This study, commissioned by the Royal Commission into Institutional Responses to Child Sexual Abuse, examined the prosecution of child sexual abuse offences in South Australia between 1992 and 2012. This included offences that were reported when the complainant was still a child, as well as reports that were delayed into adulthood. Overall, 84.5% of reports were made by complainants while they were still children, and most of these were made within three months of the offence. Male complainants were more likely than females to delay reporting into adulthood.
The highest reporting levels by both child and adult complainants of child sexual abuse offences occurred around the time when major public inquiries into child protection were occurring, and the issue was receiving considerable media attention. The rate of reporting by adult complainants was also affected by the removal of a three-year statutory limitation period for indictable sex offences in 2003. Despite a sharp increase in the level of reporting by children during the early 2000s, particularly around the time of the Layton Inquiry, there was only a very small increase in prosecutions. Rates of substantiation of child sexual abuse by Families SA, the child protection statutory authority, also fell at a time when reports to police were increasing substantially. In contrast, there has been an upward trend in arrest for adult reports.

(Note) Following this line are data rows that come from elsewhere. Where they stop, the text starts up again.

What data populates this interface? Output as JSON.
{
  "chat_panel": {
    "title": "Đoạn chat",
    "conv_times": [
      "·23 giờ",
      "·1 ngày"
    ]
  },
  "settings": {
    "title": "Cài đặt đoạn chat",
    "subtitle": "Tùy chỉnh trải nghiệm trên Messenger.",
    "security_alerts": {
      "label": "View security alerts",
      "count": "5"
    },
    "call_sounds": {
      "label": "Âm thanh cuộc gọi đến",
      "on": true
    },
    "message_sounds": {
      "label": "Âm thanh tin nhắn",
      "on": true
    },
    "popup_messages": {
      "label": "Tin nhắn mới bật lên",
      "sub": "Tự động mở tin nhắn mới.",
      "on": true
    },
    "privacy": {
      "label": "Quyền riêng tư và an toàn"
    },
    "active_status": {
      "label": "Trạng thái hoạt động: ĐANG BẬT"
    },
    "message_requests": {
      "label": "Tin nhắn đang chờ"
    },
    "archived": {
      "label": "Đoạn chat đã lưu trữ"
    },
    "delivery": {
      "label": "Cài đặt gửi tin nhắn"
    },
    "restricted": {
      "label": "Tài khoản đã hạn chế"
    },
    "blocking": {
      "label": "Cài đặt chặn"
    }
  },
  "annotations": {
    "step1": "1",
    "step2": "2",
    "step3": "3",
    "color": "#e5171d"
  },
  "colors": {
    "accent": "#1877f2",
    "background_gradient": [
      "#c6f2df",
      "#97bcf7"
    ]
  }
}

Overall, just over 40% of reports to police of child sexual abuse resulted in arrest and charges being laid. This is slightly higher for child reports than for adult reports. South Australia has had a high rate of matters being discontinued quite late in the prosecution process - at or just before the hearing - particularly in the Magistrates Court. We therefore need to understand better how police and prosecutors exercise their discretion in determining whether a case will proceed.